Siegmund Cohen (geb. 19. März 1871, gest. 20.11.1939) und seine Frau Clara Cohen (geb. Assenheimer, geb. 28.05.1871 in Ottersberg / Achim, gest. 28.07.1942) waren Anfang des 20. Jh. etablierte Geschäftsleute in Osterholz-Scharmbeck, die im Nationalsozialismus entrechtet und umgebracht wurden.
Siegmund wurde zur Blütezeit der hiesigen jüdischen Gemeinde als sechstes Kind der Eheleute Meyer Cohen (1828-1900) und Elise Cohen (geb. Hattendorf, 1836-1921) geboren, vier seiner Geschwister starben im Kindesalter. Er wuchs in Osterholz im Haus seiner Eltern in der Hohetorstraße (heute Nr. 14) auf, wo sein Vater ein Manufakturgeschäft unterhielt.
Das väterliche Geschäft ging an seinen ältesten Bruder Alfred Cohen (1864-1942), Siegmund übernahm 1897 oder 1898 am Bahnhof (später Bahnhofstraße 37) das Manufaktur-, Kurz- und Weißwarengeschäft von Johannes Ehlen (Fa.
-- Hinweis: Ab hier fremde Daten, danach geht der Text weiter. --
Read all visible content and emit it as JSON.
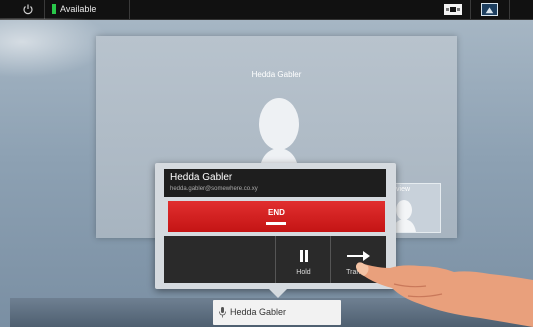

H. J. Ehlen). 1901 oder 1902 erwarb er das Gebäude vom Inhaber des Bahnhofshotels für 12.500 Mark und ließ von der Fa. Torbohm einen geräumigen Neubau errichten. Während des 1. Weltkrieges war Siegmund Aufsichts-Unteroffizier für den Kreis Osterholz, sein Bruder Dr. Richard Cohen diente als Sanitätsrat an der Front und wurde mit dem Eisernen Kreuz 1. Klasse ausgezeichnet.
Clara und Siegmund hatten zwei Kinder: Erich (*1900) übernahm 1932 die Immobilie in der Bahnhofstraße und wanderte 1933 nach Johannesburg in Südafrika aus. Hanny (*1905) blieb zunächst bei den Eltern.
Der seit 1933 von den Nationalsozialisten organisierte, u. a. mit Plakaten und uniformierten Wachen vor den Geschäften durchgesetzte Boykott jüdischer Geschäfte führte zum Konkurs des Geschäftes in der Bahnhofstraße mit anschließender Zwangsversteigerung im Oktober 1934. Clara und Siegmund mussten mit Tochter Hanni in eine Mietwohnung in der Lindenstraße 6 bei Alfred Schmarr (Eigentümer Goldschmidt) ziehen, Hanni betrieb in einem gemieteten Raum in der Bahnhofstraße 34 noch bis 1938 einen kleinen Manufakturladen.
In der Nacht vom 9. auf den 10. November 1938 (sog. Reichspogromnacht) drangen SA-Männer nach der vereitelten Brandstiftung an der ehemaligen Synagoge auch in die Wohnung der Cohens in der Lindenstraße ein und misshandelten den 67-jährigen Siegmund so schwer, dass er sich danach nicht mehr erheben konnte. Von den Verletzungen erholte er sich nicht, so dass die Behörden bereits im Sommer 1939 auf die Umsiedlung in eines der sog. „Judenhäuser“ verzichtete, da mit seinem baldigen Tod gerechnet wurde. Siegmund verstarb schließlich am 20. November 1939 an den Folgen der Verletzungen aus der Pogromnacht, nachdem die Polizei zuvor noch am 23. September bei ihm einen „Volksempfänger“ beschlagnahmte, dessen Besitz Juden fortan verboten war. Am 23. November wurde Siegmund auf dem im Jahr zuvor von der SA verwüsteten Jüdischen Friedhof beigesetzt. Seine Grabstelle ist nicht bekannt, ein Grabstein wurde nicht gesetzt.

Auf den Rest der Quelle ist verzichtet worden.